I dieci scafisti arrestati saranno messi a confronto con i cinque testimoni che li accusano. Devono rispondere di omicidio plurimo e favoreggiamento dell'immigrazione clandestina. Secondo il racconto dei sopravvissuti sarebbero stati loro ad assicurare "l'ordine" sulla carretta del mare: bastonate, sprangate e cinghiate a chi cercava di uscire a respirare
Barcone della morte, 52 salme in stiva Oggi l’incidente probatorio in carcere
Saranno messi a confronto con i cinque testimoni che li accusano. Si terrà questa mattina nel carcere Pagliarelli di Palermo l’incidente probatorio nell’ambito dell’inchiesta della Dda sulla morte dei 52 migranti morti asfissiati nella stiva di un barcone durante la traversata nel Canale di Sicilia. Con l’accusa di omicidio plurimo e favoreggiamento dell’immigrazione clandestina sono stati arrestati dieci scafisti.

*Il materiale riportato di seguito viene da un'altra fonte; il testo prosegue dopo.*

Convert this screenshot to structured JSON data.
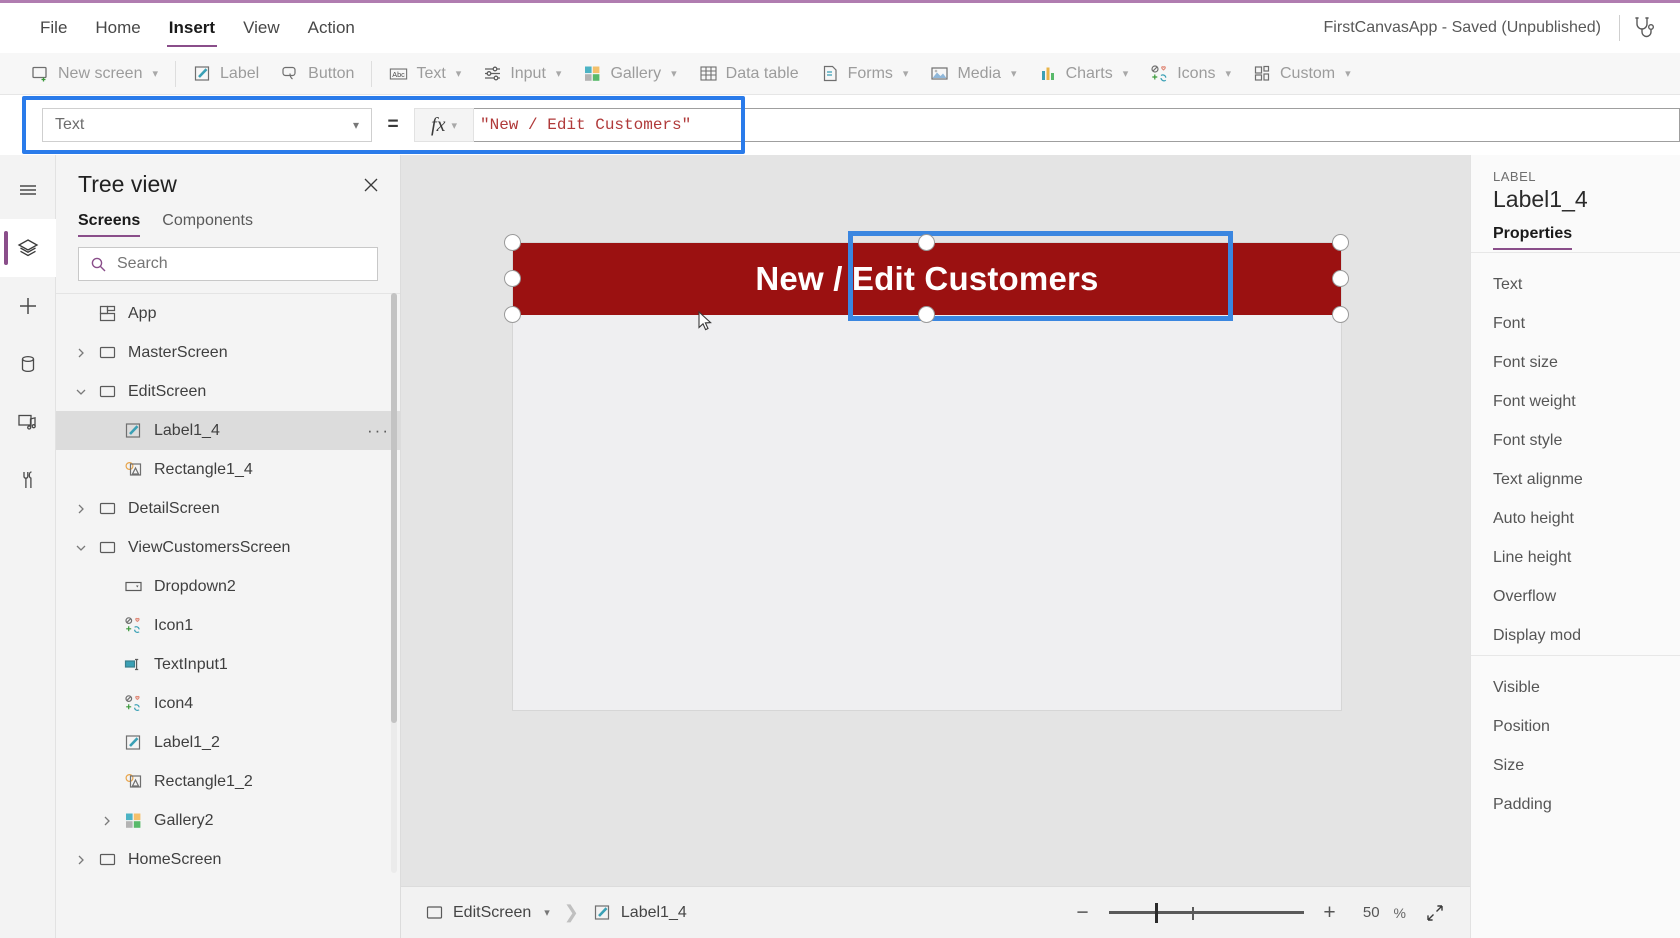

Determinanti sono state le testimonianze dei sopravvissuti che a investigatori e soccorritori hanno raccontato i drammatici momenti vissuti durante la traversata della morte. «Non c’era aria ed acqua, dicevamo che la gente iniziava a morire, ma non ci facevano uscire». Nella stiva ammassati come bestie c’erano circa 200 persone. Picchiate con bastoni, sprangate e cinghiate e persino accoltellate per costringerle a restare giù in uno spazio di appena quattro metri e alto appena un metro e mezzo. A ricostruire le atroci violenze subite sono stati il procuratore aggiunto di Palermo, Maurizio Scalia, che coordina l’inchiesta, e i pm Anna Picozzi, Gery Ferrara, Renza Cescon e Roberto Tartaglia.